DIALOGO

Il genere letterario classico del dialogo godette di fortuna anche presso gli autori cristiani dei primi secoli. Il dialogo cristiano probabilmente ha preso forma dall'incontro di precedenti forme espressive sub-letterarie come le dispute rabbiniche sull'interpretazione della Legge ebraica, la diatriba cinico-stoica e le controversie riportate nella primitiva letteratura cristiana delle Praxeis. Il più antico dialogo cristiano, perduto, è la controversia tra il giudeo Papisco ed il giudeo-cristiano Giasone sull'AT, ad opera di Aristone di Pella (ca. 140). Il più celebre Dialogo con Trifone giudeo di Giustino (verso il 155) riprende lo schema controversistico, conferendogli una più elevata dignità letteraria grazie agli evidenti richiami platonici, specialmente al Protagora. La forma letteraria del dialogo è ripresa tanto nelle polemiche antigiudaiche quanto nelle polemiche antipagane. Il dialogo apologetico ha il suo esemplare nell'Octavius di Minucio Felice (ca. 200), che risuona il ciceroniano De natura deorum, ma non va dimenticato l'Apokritikòs di Macario Magnete (s.V).

Nessun influsso ha esercitato la ricca produzione dialogica dell'età imperiale (Plutarco, Luciano, Ateneo, Macrobio) né il precedente biblico del libro di Giobbe. I cristiani si rifanno esclusivamente a Platone e a Cicerone, specialmente quando si confrontano con i modelli del dialogo filosofico classico, ai fini della creazione del dialogo filosofico cristiano. Eccellono Gregorio di Nissa con il Dialogo sull'anima e la risurrezione (direttamente ispirato al Fedone platonico) e Agostino con i dialogo filosofici della giovinezza, i quattro di Cassiciacum (Contra Academicos, De beata vita, De ordine, Soliloquia, una novità in senso assoluto) e, dopo il battesimo, De quantitate animae, De magistro, De libero arbitrio e De musica. Dialoghi filosofici sono il Libro delle leggi dei paesi di Bardesane di Edessa, quello di Gregorio Taumaturgo Sull'impassibilità e la passibilità di Dio e la Consolatio Philosophiae di Boezio.

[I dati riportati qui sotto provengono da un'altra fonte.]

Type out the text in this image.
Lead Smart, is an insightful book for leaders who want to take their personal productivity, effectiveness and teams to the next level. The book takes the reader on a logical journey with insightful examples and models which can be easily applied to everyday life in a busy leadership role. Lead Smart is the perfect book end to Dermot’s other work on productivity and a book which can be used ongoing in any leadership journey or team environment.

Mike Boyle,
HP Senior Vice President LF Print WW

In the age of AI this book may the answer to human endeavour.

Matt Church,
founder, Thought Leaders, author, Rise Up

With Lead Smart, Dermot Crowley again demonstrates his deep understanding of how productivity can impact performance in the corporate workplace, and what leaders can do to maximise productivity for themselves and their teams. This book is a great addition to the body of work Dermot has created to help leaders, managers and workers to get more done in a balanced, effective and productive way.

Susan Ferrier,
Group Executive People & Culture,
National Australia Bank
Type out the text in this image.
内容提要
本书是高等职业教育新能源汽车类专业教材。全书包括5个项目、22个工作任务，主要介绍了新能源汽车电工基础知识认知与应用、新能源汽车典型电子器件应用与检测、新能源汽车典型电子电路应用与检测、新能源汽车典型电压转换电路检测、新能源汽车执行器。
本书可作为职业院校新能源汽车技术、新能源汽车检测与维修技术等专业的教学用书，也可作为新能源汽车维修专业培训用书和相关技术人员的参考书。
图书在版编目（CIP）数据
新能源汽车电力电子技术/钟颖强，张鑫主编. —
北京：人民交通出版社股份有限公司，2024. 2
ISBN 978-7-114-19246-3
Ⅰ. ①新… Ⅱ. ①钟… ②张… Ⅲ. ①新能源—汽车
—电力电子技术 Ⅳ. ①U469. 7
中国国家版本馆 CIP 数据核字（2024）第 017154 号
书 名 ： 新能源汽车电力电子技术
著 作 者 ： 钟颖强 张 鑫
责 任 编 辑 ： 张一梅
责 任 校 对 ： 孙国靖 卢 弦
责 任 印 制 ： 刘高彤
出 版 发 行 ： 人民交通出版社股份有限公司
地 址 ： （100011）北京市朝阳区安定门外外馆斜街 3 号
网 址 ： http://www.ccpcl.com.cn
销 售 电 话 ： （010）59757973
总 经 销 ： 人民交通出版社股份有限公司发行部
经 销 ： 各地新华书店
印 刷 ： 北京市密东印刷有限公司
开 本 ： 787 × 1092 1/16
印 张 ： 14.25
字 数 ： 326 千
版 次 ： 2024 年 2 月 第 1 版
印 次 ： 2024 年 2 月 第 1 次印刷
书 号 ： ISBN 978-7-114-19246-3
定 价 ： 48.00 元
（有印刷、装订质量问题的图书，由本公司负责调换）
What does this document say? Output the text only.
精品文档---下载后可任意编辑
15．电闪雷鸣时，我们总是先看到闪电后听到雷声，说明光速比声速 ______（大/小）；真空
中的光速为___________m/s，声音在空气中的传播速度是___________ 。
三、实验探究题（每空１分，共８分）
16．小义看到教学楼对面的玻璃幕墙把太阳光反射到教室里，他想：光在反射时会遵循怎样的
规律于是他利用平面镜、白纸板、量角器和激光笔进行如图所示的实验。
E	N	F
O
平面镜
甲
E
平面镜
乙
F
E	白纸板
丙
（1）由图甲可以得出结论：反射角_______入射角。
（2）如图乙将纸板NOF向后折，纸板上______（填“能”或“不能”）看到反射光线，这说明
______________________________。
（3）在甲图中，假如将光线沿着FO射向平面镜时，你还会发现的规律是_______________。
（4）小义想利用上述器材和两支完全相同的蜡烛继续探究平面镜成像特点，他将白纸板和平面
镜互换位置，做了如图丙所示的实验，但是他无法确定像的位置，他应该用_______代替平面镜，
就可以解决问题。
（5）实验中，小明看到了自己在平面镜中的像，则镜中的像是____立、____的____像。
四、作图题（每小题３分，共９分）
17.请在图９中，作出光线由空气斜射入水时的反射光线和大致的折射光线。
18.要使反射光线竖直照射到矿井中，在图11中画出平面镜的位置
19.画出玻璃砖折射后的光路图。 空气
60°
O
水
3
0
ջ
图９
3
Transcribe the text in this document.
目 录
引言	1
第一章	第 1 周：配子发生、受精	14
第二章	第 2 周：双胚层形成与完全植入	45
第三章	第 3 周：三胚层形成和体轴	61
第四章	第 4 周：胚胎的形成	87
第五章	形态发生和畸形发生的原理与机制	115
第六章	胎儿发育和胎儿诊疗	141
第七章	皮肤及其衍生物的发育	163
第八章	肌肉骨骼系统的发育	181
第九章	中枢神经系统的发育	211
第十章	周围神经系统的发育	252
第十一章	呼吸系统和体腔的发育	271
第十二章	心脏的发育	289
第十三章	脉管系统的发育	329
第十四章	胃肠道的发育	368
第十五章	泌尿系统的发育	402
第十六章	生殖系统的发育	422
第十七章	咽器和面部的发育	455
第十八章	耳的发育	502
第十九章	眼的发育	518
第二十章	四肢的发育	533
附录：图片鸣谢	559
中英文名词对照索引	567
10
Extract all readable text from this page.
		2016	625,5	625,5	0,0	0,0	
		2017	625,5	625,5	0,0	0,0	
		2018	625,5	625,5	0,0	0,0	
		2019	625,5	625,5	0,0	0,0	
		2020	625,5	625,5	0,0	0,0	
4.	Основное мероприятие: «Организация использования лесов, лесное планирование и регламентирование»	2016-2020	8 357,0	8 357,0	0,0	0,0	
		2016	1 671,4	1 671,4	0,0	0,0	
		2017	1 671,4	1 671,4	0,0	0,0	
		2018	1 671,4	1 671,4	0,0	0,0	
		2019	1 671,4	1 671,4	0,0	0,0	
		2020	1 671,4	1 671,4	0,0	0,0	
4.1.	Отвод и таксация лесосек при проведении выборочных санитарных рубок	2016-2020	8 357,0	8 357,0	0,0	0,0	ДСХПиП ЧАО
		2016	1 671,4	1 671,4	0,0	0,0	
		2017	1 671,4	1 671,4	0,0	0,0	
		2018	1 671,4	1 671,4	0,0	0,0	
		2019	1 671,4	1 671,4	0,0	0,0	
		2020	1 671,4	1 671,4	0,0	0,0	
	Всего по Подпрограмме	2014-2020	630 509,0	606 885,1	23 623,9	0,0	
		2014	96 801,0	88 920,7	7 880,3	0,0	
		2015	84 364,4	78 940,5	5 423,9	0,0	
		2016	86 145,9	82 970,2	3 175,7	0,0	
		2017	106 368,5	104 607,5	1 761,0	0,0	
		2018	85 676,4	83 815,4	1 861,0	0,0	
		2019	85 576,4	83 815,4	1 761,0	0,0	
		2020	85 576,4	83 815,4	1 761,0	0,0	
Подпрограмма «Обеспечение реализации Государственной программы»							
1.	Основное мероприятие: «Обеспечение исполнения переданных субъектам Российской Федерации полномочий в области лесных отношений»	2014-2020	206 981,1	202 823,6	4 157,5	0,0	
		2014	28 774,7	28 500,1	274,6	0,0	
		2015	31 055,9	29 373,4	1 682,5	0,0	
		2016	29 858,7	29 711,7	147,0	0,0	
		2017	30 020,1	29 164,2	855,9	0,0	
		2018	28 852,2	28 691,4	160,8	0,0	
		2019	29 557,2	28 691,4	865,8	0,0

Il dialogo filosofico cristiano, per elaborare risposte razionali autonome dalla rivelazione, anche se con essa integrantesi, costituisce una parentesi nella più vasta produzione del dialogo di carattere teologico, usato nelle controversie dottrinali tra ortodossi ed eretici. Origene è l'autore del dialogo sulla risurrezione ed con Eraclide e i vescovi suoi colleghi sul Padre, sul Figlio e sull'anima. Metodio d'Olimpo scrive diversi dialoghi teologici, riuscendo a stemperare l'intenzione polemica nelle forme letterarie esigenti del dialogo platonico. Il Simposio delle dieci vergini è opera ricca di spunti antiencratiti; l'Aglaofonte sulla risurrezione è dialogo antignostico e antiorigeniano; antignostico è anche Sul libero arbitrio; De lepra.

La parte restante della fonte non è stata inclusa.